CEO of DTEK Dmitry Sakharuk said that company had lost 90% of its generation capacities

MOSCOW, July 24. /TASS/. The CEO of Ukraine’s DTEK energy holding, Dmitry Sakharuk, advised citizens to rely on themselves this winter and to think about ways of how to get through the upcoming cold season.

"You are on your own. I’m not joking. Everything is in our hands, everything depends on each one of us," the Ekonomicheskaya Pravda newspaper quoted him as saying.

In his words, the government needs to intensify preparations for the cold season. "[The speed] needs to be multiplied by 100. Only in this case we will manage to achieve something," the CEO added.

Sakharuk reiterated that DTEK had lost 90% of its generation capacities. In his words, the company plans to restore around 60-70% of its generation capacities before the winter season, including "with the use of old equipment, which is now being dismantled from decommissioned power generation facilities in Europe."
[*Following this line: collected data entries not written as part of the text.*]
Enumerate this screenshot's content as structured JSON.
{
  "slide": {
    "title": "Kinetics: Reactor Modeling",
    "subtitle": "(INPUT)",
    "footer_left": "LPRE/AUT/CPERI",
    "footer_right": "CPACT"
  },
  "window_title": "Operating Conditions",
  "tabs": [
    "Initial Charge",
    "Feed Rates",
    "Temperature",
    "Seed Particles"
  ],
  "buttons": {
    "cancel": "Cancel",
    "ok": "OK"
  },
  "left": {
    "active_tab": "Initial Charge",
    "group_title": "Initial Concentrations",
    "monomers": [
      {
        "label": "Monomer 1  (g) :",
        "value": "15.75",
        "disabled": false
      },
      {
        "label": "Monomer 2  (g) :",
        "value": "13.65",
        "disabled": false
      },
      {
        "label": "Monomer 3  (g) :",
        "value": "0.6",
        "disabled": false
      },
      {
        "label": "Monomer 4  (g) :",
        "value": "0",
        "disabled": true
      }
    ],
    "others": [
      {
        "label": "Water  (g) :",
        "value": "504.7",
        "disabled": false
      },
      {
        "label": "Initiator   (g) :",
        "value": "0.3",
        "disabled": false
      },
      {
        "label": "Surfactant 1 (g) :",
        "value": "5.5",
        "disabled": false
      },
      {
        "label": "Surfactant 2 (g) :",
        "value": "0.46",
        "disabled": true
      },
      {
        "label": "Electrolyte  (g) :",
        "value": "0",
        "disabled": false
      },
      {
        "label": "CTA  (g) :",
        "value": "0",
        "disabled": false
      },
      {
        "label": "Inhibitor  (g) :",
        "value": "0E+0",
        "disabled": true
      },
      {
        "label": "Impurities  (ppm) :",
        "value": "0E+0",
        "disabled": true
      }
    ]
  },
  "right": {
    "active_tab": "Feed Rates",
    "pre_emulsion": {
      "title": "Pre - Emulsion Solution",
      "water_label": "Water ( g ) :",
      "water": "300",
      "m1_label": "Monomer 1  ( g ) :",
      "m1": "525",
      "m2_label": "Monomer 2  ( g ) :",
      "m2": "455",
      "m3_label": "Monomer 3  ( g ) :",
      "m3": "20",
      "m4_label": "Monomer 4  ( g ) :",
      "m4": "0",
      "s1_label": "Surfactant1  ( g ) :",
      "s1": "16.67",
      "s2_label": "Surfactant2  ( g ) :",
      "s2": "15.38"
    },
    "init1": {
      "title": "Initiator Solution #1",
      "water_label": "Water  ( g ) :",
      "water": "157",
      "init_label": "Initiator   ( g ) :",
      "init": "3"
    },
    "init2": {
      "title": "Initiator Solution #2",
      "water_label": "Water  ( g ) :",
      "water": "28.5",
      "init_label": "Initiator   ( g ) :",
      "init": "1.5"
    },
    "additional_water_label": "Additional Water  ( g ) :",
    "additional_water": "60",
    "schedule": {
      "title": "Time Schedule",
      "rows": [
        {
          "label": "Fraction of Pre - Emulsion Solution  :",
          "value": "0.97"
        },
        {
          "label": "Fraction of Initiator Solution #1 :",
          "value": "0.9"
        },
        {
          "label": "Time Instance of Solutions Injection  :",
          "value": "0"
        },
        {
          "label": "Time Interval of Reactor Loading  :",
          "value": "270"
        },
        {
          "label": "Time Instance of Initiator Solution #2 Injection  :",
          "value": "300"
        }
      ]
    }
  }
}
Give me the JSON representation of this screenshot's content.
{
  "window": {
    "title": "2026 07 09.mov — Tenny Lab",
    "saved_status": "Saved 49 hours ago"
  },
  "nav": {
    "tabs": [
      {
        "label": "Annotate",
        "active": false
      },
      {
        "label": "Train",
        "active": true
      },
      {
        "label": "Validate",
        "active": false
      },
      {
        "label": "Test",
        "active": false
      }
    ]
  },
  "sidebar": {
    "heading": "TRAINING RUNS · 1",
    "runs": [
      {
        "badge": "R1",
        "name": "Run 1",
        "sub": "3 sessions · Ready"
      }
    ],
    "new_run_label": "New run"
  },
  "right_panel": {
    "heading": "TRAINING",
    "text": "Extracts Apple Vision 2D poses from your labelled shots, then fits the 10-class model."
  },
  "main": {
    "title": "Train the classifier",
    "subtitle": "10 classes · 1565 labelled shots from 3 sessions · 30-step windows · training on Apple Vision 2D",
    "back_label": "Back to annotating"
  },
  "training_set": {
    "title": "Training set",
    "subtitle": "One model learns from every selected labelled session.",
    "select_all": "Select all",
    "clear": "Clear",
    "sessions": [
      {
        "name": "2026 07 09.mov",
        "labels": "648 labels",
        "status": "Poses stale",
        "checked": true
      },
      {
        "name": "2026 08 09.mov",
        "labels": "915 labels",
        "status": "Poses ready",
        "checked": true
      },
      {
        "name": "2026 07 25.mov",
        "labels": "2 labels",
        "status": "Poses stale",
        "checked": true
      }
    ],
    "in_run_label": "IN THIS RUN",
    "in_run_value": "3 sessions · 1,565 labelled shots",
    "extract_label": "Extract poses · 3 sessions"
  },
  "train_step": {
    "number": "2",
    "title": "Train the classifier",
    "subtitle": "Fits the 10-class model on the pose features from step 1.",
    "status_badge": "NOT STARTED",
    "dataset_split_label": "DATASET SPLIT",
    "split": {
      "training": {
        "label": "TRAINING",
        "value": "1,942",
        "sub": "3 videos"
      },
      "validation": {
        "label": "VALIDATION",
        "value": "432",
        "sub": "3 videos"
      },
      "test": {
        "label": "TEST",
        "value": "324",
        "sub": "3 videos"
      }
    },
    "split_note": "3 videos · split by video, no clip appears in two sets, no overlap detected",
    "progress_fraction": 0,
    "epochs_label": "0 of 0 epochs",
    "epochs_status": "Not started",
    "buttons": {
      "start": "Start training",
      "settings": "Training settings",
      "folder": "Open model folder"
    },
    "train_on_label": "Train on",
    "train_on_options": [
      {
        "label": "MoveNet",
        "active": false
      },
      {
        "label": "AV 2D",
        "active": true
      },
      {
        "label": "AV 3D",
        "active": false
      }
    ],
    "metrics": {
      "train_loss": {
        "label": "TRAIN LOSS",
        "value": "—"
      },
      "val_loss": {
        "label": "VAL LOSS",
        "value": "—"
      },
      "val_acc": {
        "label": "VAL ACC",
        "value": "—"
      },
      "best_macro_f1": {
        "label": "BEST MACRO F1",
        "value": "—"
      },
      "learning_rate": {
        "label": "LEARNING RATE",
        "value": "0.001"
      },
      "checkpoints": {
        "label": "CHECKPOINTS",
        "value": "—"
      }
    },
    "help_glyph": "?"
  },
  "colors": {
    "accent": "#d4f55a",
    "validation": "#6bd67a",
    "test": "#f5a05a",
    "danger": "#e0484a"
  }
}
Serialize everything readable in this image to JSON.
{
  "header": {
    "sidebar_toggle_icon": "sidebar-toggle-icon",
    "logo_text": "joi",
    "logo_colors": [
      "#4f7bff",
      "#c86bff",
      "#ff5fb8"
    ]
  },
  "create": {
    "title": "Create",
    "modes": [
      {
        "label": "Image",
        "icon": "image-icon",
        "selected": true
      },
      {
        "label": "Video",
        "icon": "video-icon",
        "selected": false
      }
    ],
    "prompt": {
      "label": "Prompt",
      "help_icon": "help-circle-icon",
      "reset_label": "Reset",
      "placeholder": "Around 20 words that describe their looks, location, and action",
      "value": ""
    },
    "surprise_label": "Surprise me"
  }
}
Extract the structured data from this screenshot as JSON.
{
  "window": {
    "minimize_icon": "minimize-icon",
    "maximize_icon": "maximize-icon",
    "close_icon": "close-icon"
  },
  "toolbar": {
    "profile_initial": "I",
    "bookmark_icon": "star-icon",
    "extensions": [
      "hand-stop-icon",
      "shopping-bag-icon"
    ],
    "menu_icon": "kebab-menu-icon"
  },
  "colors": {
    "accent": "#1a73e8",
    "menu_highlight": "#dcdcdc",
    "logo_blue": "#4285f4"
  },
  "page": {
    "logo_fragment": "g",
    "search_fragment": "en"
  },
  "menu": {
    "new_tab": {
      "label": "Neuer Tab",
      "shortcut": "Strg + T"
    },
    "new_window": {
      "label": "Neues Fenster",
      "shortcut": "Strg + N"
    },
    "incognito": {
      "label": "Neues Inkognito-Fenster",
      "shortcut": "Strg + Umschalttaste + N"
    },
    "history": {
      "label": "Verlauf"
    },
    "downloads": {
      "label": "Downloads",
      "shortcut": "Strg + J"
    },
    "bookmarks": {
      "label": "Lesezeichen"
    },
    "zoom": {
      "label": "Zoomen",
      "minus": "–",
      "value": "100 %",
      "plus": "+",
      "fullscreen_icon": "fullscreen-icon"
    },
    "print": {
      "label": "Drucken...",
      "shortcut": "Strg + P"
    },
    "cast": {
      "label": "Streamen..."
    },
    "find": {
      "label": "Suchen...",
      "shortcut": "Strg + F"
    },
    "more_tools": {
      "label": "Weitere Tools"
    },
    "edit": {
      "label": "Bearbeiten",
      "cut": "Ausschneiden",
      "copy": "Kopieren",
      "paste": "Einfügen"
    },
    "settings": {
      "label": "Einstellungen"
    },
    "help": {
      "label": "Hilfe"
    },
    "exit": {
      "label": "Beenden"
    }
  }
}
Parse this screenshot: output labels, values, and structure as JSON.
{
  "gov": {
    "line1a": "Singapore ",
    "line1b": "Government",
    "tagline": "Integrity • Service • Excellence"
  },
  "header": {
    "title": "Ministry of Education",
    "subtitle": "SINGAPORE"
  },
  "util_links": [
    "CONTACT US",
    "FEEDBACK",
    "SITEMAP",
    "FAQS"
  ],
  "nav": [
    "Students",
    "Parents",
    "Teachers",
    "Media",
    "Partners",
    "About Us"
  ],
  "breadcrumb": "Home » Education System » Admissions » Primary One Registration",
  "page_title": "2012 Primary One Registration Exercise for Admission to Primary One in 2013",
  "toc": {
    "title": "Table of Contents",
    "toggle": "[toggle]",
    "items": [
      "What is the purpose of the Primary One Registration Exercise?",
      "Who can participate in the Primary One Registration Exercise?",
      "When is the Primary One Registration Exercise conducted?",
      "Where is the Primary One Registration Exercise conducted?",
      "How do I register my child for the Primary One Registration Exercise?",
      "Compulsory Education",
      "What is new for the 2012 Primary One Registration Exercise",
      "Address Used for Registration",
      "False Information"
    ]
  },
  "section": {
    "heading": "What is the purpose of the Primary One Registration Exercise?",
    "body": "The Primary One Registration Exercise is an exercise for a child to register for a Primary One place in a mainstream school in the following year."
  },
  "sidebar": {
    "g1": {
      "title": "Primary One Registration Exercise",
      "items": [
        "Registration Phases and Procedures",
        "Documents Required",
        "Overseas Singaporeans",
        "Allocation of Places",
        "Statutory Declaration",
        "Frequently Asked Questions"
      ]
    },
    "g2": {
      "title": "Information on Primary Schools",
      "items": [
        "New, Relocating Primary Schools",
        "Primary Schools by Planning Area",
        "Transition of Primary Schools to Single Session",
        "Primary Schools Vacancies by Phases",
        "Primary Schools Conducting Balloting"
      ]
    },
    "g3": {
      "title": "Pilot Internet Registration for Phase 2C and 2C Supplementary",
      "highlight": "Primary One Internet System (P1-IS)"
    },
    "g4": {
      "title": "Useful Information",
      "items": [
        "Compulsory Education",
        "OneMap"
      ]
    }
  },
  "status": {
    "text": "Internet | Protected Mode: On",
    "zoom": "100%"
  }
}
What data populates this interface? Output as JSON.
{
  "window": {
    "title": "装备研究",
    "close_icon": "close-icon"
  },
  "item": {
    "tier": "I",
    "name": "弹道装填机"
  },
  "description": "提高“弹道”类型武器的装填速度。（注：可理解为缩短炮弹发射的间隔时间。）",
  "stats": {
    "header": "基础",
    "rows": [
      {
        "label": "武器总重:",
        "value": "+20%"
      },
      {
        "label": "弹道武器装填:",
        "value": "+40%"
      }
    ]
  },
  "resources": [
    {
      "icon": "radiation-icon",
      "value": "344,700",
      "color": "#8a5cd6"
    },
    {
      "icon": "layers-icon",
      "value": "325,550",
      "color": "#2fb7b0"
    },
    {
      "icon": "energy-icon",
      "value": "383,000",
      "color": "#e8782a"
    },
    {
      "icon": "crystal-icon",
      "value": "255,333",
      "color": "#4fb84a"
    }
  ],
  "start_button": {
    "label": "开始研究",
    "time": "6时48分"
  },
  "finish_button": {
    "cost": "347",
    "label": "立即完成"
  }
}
Ukrainian lawmaker Sergey Nagornyak, who is a member of the parliament’s committee on power generation and utilities, said in late June that the upcoming winter will be the toughest in Ukraine’s newest history. He advised citizens to look for houses which they can heat up on their own. The country’s former minister of energy and coal industry, Ivan Plachkov, said the upcoming heating season will be a disaster and advised citizens to move in with their relatives or friends living in rural areas, where houses can be heated with wood.

According to Ukrainian Energy Minister German Galushchenko, the country is in the midst of an energy crisis. In his turn, Mikhail Podolyak, adviser to the head of the Ukrainian presidential office, specified that the Kanevskaya HPP, the Dnieper Hydroelectric Station and the Zmiyevskaya TPP had been damaged. The Energy Ministry reported the complete destruction of the Tripolskaya TPP, the largest power-generating facility in the Kiev Region. According to Ukrainian Foreign Minister Dmitry Kuleba, over half of the country's entire energy system has been damaged. The government regularly urges citizens to save electricity, while Ukrenergo is importing record-high amounts of electricity from Europe.